Quantos filhos em vão rezaram!

Quantas noivas ficaram por casar

Para que fosses nosso, ó mar!”

Mas, ainda no século XVI, começam as suas desventuras, com o domínio espanhol, de 1580 a 1640; a partir do início desse domínio, as Ordenações Filipinas tornaram-se as normas dominantes, em Portugal, até 1830, e, no Brasil, até a Constituição de 1824.

Apesar de se separar da Espanha em 1640, Portugal nunca mais recuperou o seu apogeu; ao contrário, de tratado em tratado, foi se afundando; em 1703, com o de Methuen, matou a sua indústria por mais de um século.

Em 1807, vergonhosamente, a família real portuguesa fugiu de Portugal, para o Brasil – caso único na história -, deixando o povo e o país abandonados à própria sorte, o que facilitou a sanha expansionista de Napoleão Bonaparte, que os entregou ao seu irmão, José Bonaparte.

Em 1808, chegando ao Brasil o príncipe regente Dom João, além de abrir os portos “às nações amigas”, assinou com a Inglaterra o Tratado de Aliança de Amizade, por meio do qual esta pagava menos impostos, no seu comércio com o Brasil, do que Portugal. Isto sem contar que os súditos ingleses, aqui, seriam julgados apenas por um juiz inglês.

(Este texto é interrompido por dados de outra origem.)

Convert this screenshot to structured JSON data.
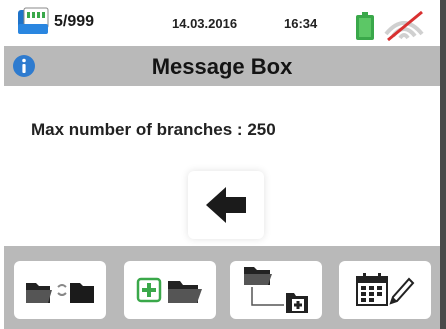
{
  "status": {
    "memory_counter": "5/999",
    "date": "14.03.2016",
    "time": "16:34",
    "icons": {
      "memory": "memory-card-icon",
      "battery": "battery-icon",
      "connection": "no-wifi-icon"
    },
    "colors": {
      "battery": "#3aa84a",
      "no_signal_slash": "#d93030"
    }
  },
  "title": {
    "text": "Message Box",
    "icon": "info-icon",
    "colors": {
      "info": "#2e7bcf",
      "bar": "#b9b9b9"
    }
  },
  "message": {
    "text": "Max number of branches : 250"
  },
  "back_button": {
    "icon": "back-arrow-icon"
  },
  "toolbar": {
    "buttons": [
      {
        "icon": "move-folder-icon"
      },
      {
        "icon": "add-folder-icon"
      },
      {
        "icon": "add-subfolder-icon"
      },
      {
        "icon": "edit-date-icon"
      }
    ],
    "colors": {
      "plus_green": "#3aa84a"
    }
  }
}
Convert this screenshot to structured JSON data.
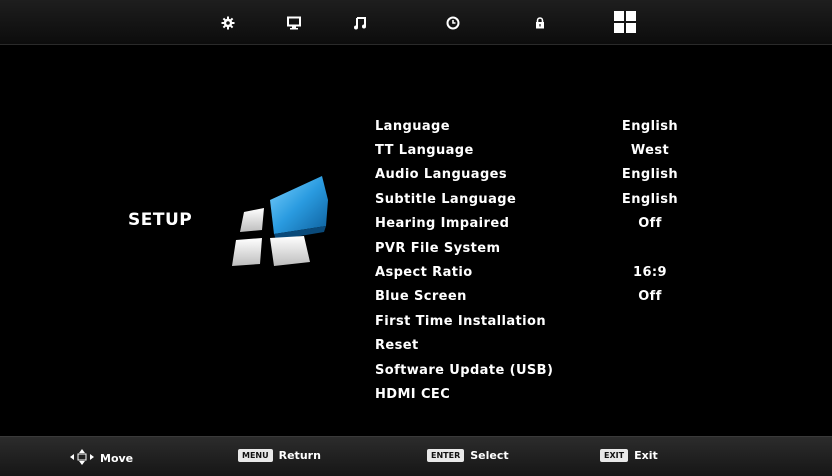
{
  "tabs": [
    {
      "icon": "gear-icon"
    },
    {
      "icon": "monitor-icon"
    },
    {
      "icon": "music-note-icon"
    },
    {
      "icon": "clock-icon"
    },
    {
      "icon": "lock-icon"
    },
    {
      "icon": "setup-grid-icon",
      "selected": true
    }
  ],
  "page": {
    "title": "SETUP"
  },
  "menu": {
    "items": [
      {
        "label": "Language",
        "value": "English"
      },
      {
        "label": "TT Language",
        "value": "West"
      },
      {
        "label": "Audio Languages",
        "value": "English"
      },
      {
        "label": "Subtitle Language",
        "value": "English"
      },
      {
        "label": "Hearing Impaired",
        "value": "Off"
      },
      {
        "label": "PVR File System",
        "value": ""
      },
      {
        "label": "Aspect Ratio",
        "value": "16:9"
      },
      {
        "label": "Blue Screen",
        "value": "Off"
      },
      {
        "label": "First Time Installation",
        "value": ""
      },
      {
        "label": "Reset",
        "value": ""
      },
      {
        "label": "Software Update (USB)",
        "value": ""
      },
      {
        "label": "HDMI CEC",
        "value": ""
      }
    ]
  },
  "footer": {
    "move_label": "Move",
    "return_key": "MENU",
    "return_label": "Return",
    "select_key": "ENTER",
    "select_label": "Select",
    "exit_key": "EXIT",
    "exit_label": "Exit"
  },
  "colors": {
    "accent": "#2a9be0",
    "background": "#000000",
    "text": "#ffffff"
  }
}
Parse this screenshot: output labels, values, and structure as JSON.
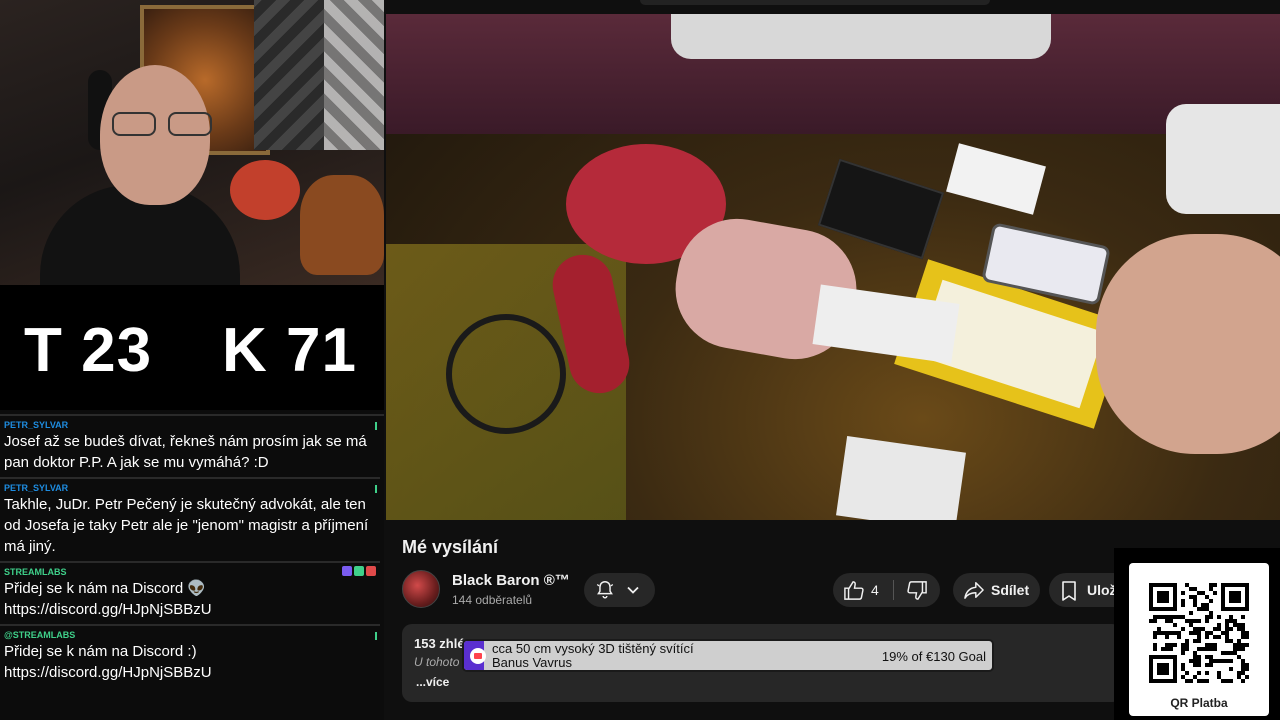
{
  "score": {
    "t_label": "T 23",
    "k_label": "K 71"
  },
  "chat": {
    "messages": [
      {
        "user": "PETR_SYLVAR",
        "text": "Josef až se budeš dívat, řekneš nám prosím jak se má pan doktor P.P. A jak se mu vymáhá? :D"
      },
      {
        "user": "PETR_SYLVAR",
        "text": "Takhle, JuDr. Petr Pečený je skutečný advokát, ale ten od Josefa je taky Petr ale je \"jenom\" magistr a příjmení má jiný."
      },
      {
        "user": "STREAMLABS",
        "text": "Přidej se k nám na Discord 👽 https://discord.gg/HJpNjSBBzU"
      },
      {
        "user": "@STREAMLABS",
        "text": "Přidej se k nám na Discord :) https://discord.gg/HJpNjSBBzU"
      }
    ]
  },
  "video": {
    "title": "Mé vysílání",
    "channel": "Black Baron ®™",
    "subscribers": "144 odběratelů",
    "likes": "4",
    "share_label": "Sdílet",
    "save_label": "Ulož",
    "views": "153 zhlé",
    "description_snippet": "U tohoto",
    "more_label": "...více"
  },
  "goal": {
    "title": "cca 50 cm vysoký 3D tištěný svítící",
    "donor": "Banus Vavrus",
    "progress_text": "19% of €130 Goal",
    "progress": 0.19,
    "color": "#5a2fd0"
  },
  "qr": {
    "label": "QR Platba"
  },
  "colors": {
    "accent_blue": "#1e8ce0",
    "accent_green": "#3fd08a",
    "button_bg": "#272727"
  }
}
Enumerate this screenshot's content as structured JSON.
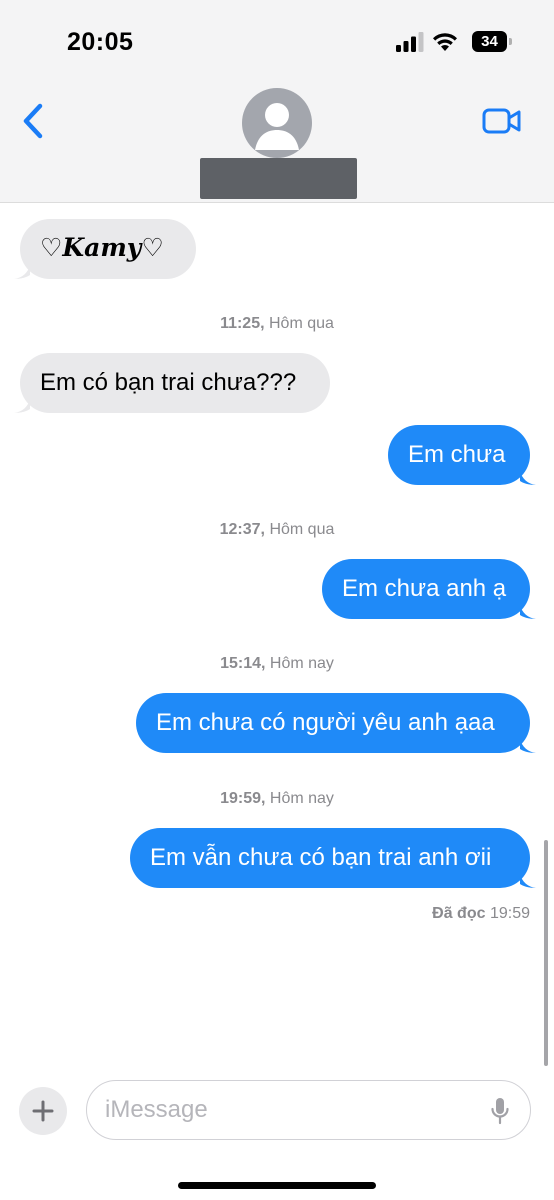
{
  "status_bar": {
    "time": "20:05",
    "battery": "34",
    "icons": [
      "cellular-signal-icon",
      "wifi-icon",
      "battery-icon"
    ]
  },
  "header": {
    "back_icon": "chevron-left-icon",
    "video_icon": "video-camera-icon",
    "avatar_icon": "person-silhouette-icon",
    "contact_name_redacted": true
  },
  "messages": [
    {
      "type": "bubble",
      "side": "incoming",
      "text": "♡𝑲𝒂𝒎𝒚♡"
    },
    {
      "type": "timestamp",
      "time": "11:25,",
      "day": "Hôm qua"
    },
    {
      "type": "bubble",
      "side": "incoming",
      "text": "Em có bạn trai chưa???"
    },
    {
      "type": "bubble",
      "side": "outgoing",
      "text": "Em chưa"
    },
    {
      "type": "timestamp",
      "time": "12:37,",
      "day": "Hôm qua"
    },
    {
      "type": "bubble",
      "side": "outgoing",
      "text": "Em chưa anh ạ"
    },
    {
      "type": "timestamp",
      "time": "15:14,",
      "day": "Hôm nay"
    },
    {
      "type": "bubble",
      "side": "outgoing",
      "text": "Em chưa có người yêu anh ạaa"
    },
    {
      "type": "timestamp",
      "time": "19:59,",
      "day": "Hôm nay"
    },
    {
      "type": "bubble",
      "side": "outgoing",
      "text": "Em vẫn chưa có bạn trai anh ơii"
    }
  ],
  "read_receipt": {
    "label": "Đã đọc",
    "time": "19:59"
  },
  "composer": {
    "placeholder": "iMessage",
    "value": "",
    "plus_icon": "plus-icon",
    "mic_icon": "microphone-icon"
  },
  "colors": {
    "outgoing_bubble": "#1f8af8",
    "incoming_bubble": "#e9e9eb",
    "accent": "#1a7cf6",
    "muted_text": "#8a8a8e"
  }
}
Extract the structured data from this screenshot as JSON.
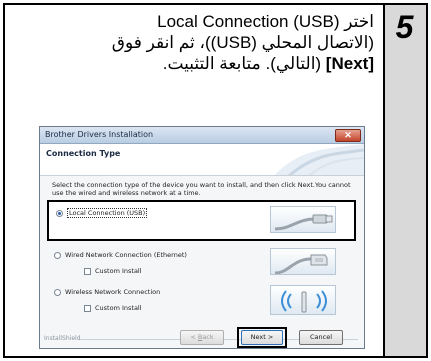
{
  "step": {
    "number": "5"
  },
  "instruction": {
    "line1": "اختر (USB) Local Connection",
    "line2": "(الاتصال المحلي (USB))، ثم انقر فوق",
    "line3_bold": "[Next]",
    "line3_rest": " (التالي). متابعة التثبيت."
  },
  "dialog": {
    "title": "Brother Drivers Installation",
    "close_label": "✕",
    "header": "Connection Type",
    "description": "Select the connection type of the device you want to install, and then click Next.You cannot use the wired and wireless network at a time.",
    "options": {
      "usb": {
        "label": "Local Connection (USB)",
        "selected": true
      },
      "wired": {
        "label": "Wired Network Connection (Ethernet)",
        "selected": false
      },
      "wired_custom": {
        "label": "Custom Install",
        "checked": false
      },
      "wireless": {
        "label": "Wireless Network Connection",
        "selected": false
      },
      "wireless_custom": {
        "label": "Custom Install",
        "checked": false
      }
    },
    "footer_brand": "InstallShield",
    "buttons": {
      "back_prefix": "< ",
      "back_accel": "B",
      "back_rest": "ack",
      "next": "Next >",
      "cancel": "Cancel"
    }
  },
  "icons": [
    "close-icon",
    "usb-cable-icon",
    "ethernet-cable-icon",
    "wireless-signal-icon"
  ],
  "colors": {
    "sidebar": "#d9d9d9",
    "highlight_border": "#000000",
    "titlebar": "#b9cde3"
  }
}
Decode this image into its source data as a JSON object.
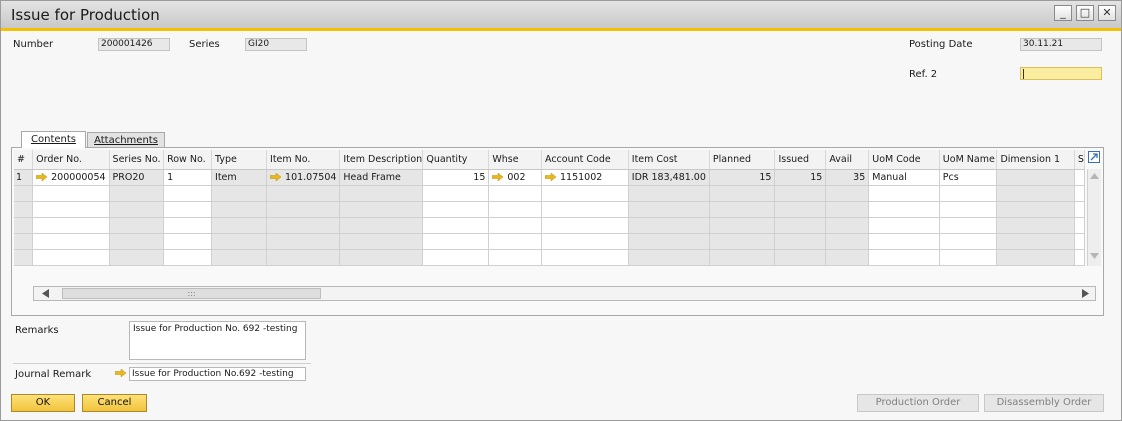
{
  "window": {
    "title": "Issue for Production",
    "minimize": "_",
    "maximize": "□",
    "close": "✕"
  },
  "header": {
    "number_label": "Number",
    "number_value": "200001426",
    "series_label": "Series",
    "series_value": "GI20",
    "posting_date_label": "Posting Date",
    "posting_date_value": "30.11.21",
    "ref2_label": "Ref. 2",
    "ref2_value": ""
  },
  "tabs": [
    {
      "label": "Contents"
    },
    {
      "label": "Attachments"
    }
  ],
  "table": {
    "columns": [
      "#",
      "Order No.",
      "Series No.",
      "Row No.",
      "Type",
      "Item No.",
      "Item Description",
      "Quantity",
      "Whse",
      "Account Code",
      "Item Cost",
      "Planned",
      "Issued",
      "Avail",
      "UoM Code",
      "UoM Name",
      "Dimension 1",
      "S"
    ],
    "rows": [
      {
        "num": "1",
        "order_no": "200000054",
        "series_no": "PRO20",
        "row_no": "1",
        "type": "Item",
        "item_no": "101.07504",
        "item_description": "Head Frame",
        "quantity": "15",
        "whse": "002",
        "account_code": "1151002",
        "item_cost": "IDR 183,481.00",
        "planned": "15",
        "issued": "15",
        "avail": "35",
        "uom_code": "Manual",
        "uom_name": "Pcs",
        "dimension1": "",
        "s": ""
      }
    ]
  },
  "footer": {
    "remarks_label": "Remarks",
    "remarks_value": "Issue for Production No. 692 -testing",
    "journal_remark_label": "Journal Remark",
    "journal_remark_value": "Issue for Production No.692 -testing"
  },
  "buttons": {
    "ok": "OK",
    "cancel": "Cancel",
    "production_order": "Production Order",
    "disassembly_order": "Disassembly Order"
  },
  "icons": {
    "link_arrow": "link-arrow-icon",
    "expand": "expand-table-icon",
    "scroll_grip": ":::"
  },
  "colors": {
    "accent": "#f2c200",
    "button_yellow": "#f7d35a",
    "ref_field": "#fbeda0",
    "link_arrow": "#e8b91c"
  }
}
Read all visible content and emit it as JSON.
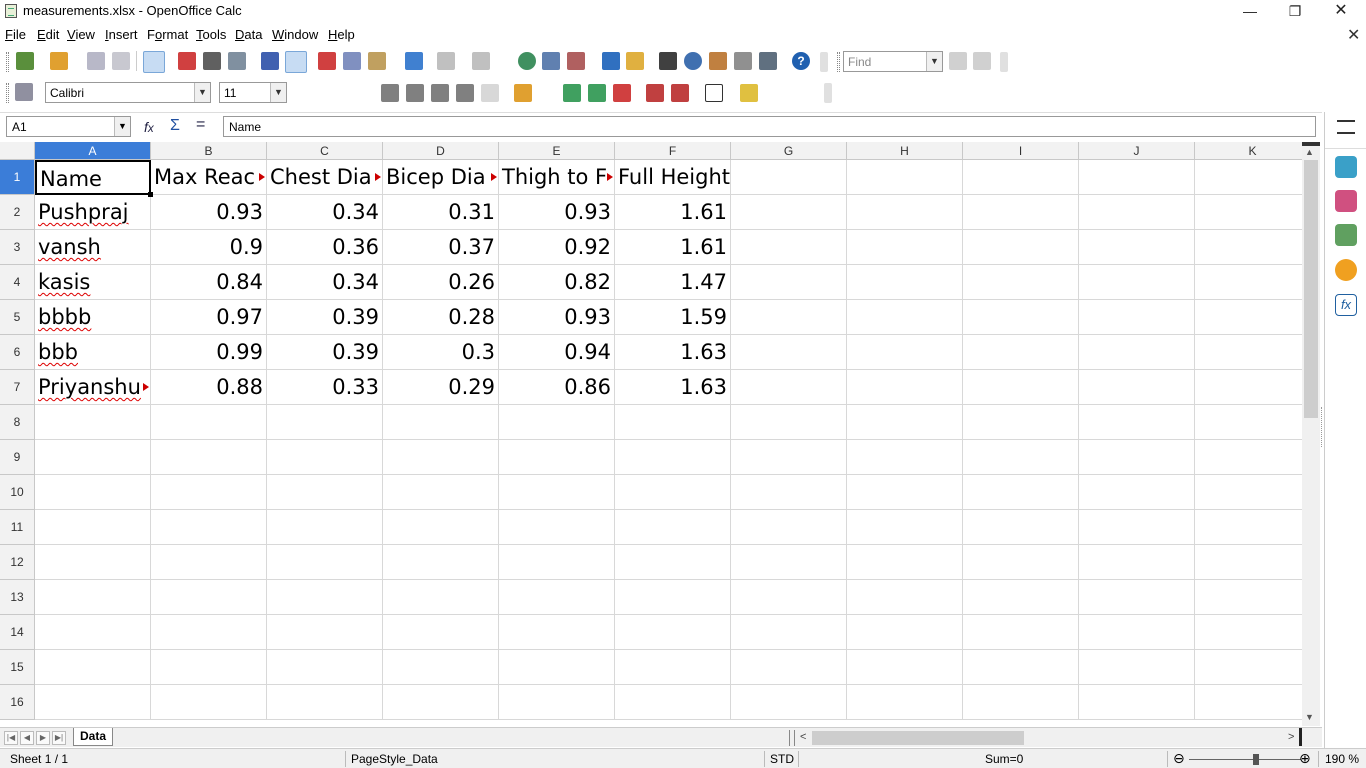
{
  "window": {
    "title": "measurements.xlsx - OpenOffice Calc"
  },
  "menu": [
    "File",
    "Edit",
    "View",
    "Insert",
    "Format",
    "Tools",
    "Data",
    "Window",
    "Help"
  ],
  "menu_underline": [
    "F",
    "E",
    "V",
    "I",
    "o",
    "T",
    "D",
    "W",
    "H"
  ],
  "toolbar": {
    "find_placeholder": "Find",
    "font_name": "Calibri",
    "font_size": "11"
  },
  "formula_bar": {
    "cell_ref": "A1",
    "content": "Name"
  },
  "columns": [
    "A",
    "B",
    "C",
    "D",
    "E",
    "F",
    "G",
    "H",
    "I",
    "J",
    "K"
  ],
  "rows": [
    "1",
    "2",
    "3",
    "4",
    "5",
    "6",
    "7",
    "8",
    "9",
    "10",
    "11",
    "12",
    "13",
    "14",
    "15",
    "16"
  ],
  "sheet": {
    "header": [
      "Name",
      "Max Reac",
      "Chest Dia",
      "Bicep Dia",
      "Thigh to F",
      "Full Height"
    ],
    "data": [
      [
        "Pushpraj",
        "0.93",
        "0.34",
        "0.31",
        "0.93",
        "1.61"
      ],
      [
        "vansh",
        "0.9",
        "0.36",
        "0.37",
        "0.92",
        "1.61"
      ],
      [
        "kasis",
        "0.84",
        "0.34",
        "0.26",
        "0.82",
        "1.47"
      ],
      [
        "bbbb",
        "0.97",
        "0.39",
        "0.28",
        "0.93",
        "1.59"
      ],
      [
        "bbb",
        "0.99",
        "0.39",
        "0.3",
        "0.94",
        "1.63"
      ],
      [
        "Priyanshu",
        "0.88",
        "0.33",
        "0.29",
        "0.86",
        "1.63"
      ]
    ]
  },
  "tabs": {
    "active_sheet": "Data"
  },
  "status": {
    "sheet": "Sheet 1 / 1",
    "page_style": "PageStyle_Data",
    "mode": "STD",
    "sum": "Sum=0",
    "zoom": "190 %"
  },
  "colors": {
    "selection": "#3b7dd8",
    "grid": "#d8d8d8",
    "spell": "#d00"
  }
}
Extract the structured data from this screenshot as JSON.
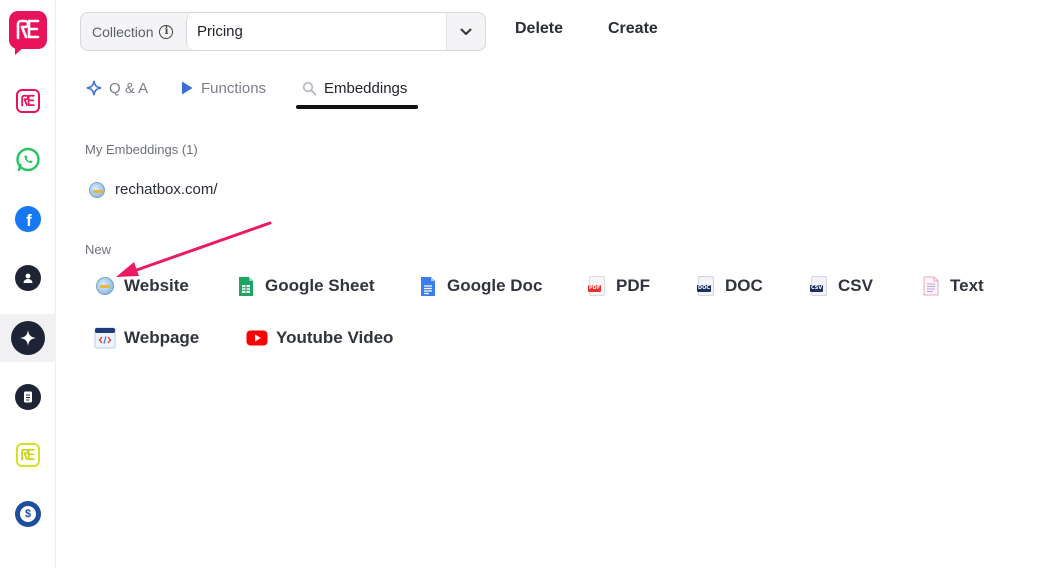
{
  "sidebar": {
    "logo_text": "RE",
    "items": [
      {
        "name": "rechatbox",
        "icon": "rechatbox-logo-icon"
      },
      {
        "name": "whatsapp",
        "icon": "whatsapp-icon"
      },
      {
        "name": "facebook",
        "icon": "facebook-icon"
      },
      {
        "name": "contacts",
        "icon": "contact-icon"
      },
      {
        "name": "ai",
        "icon": "sparkle-icon",
        "active": true
      },
      {
        "name": "notes",
        "icon": "document-icon"
      },
      {
        "name": "rechatbox-alt",
        "icon": "rechatbox-alt-logo-icon"
      },
      {
        "name": "billing",
        "icon": "dollar-icon"
      }
    ]
  },
  "toolbar": {
    "collection_label": "Collection",
    "collection_value": "Pricing",
    "delete_label": "Delete",
    "create_label": "Create"
  },
  "tabs": [
    {
      "label": "Q & A",
      "icon": "sparkle-icon"
    },
    {
      "label": "Functions",
      "icon": "play-icon"
    },
    {
      "label": "Embeddings",
      "icon": "search-icon",
      "active": true
    }
  ],
  "my_embeddings": {
    "title": "My Embeddings (1)",
    "items": [
      {
        "label": "rechatbox.com/",
        "icon": "globe-icon"
      }
    ]
  },
  "new_section": {
    "title": "New",
    "items": [
      {
        "label": "Website",
        "icon": "globe-icon"
      },
      {
        "label": "Google Sheet",
        "icon": "google-sheet-icon"
      },
      {
        "label": "Google Doc",
        "icon": "google-doc-icon"
      },
      {
        "label": "PDF",
        "icon": "pdf-file-icon"
      },
      {
        "label": "DOC",
        "icon": "doc-file-icon"
      },
      {
        "label": "CSV",
        "icon": "csv-file-icon"
      },
      {
        "label": "Text",
        "icon": "text-file-icon"
      },
      {
        "label": "Webpage",
        "icon": "webpage-code-icon"
      },
      {
        "label": "Youtube Video",
        "icon": "youtube-icon"
      }
    ]
  },
  "colors": {
    "brand": "#e8135b",
    "annotation_arrow": "#ec1a63",
    "active_tab_underline": "#111111"
  }
}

Fazendo-se um corte histórico, salta-se ao ano de 1933, quando Portugal foi submetido ao cruel jugo da ditadura de Oliveira Salazar, que o infelicitou por longos 41 anos, pois que durou até 1974. Esse foi o período ditatorial mais longo da história depois da ditadura Líbia, de Kadafi – que durou 42 anos -, superando, inclusive, o da Espanha, com o facínora Francisco Franco, que foi de 1939 a 1976.

Aos 25 de abril de 1974 teve desfecho, em Portugal, um dos mais belos movimentos populares de redemocratização de um país, com a Revolução dos Cravos, que pôs fim à ditadura salazarista, devolvendo-o ao leito democrático.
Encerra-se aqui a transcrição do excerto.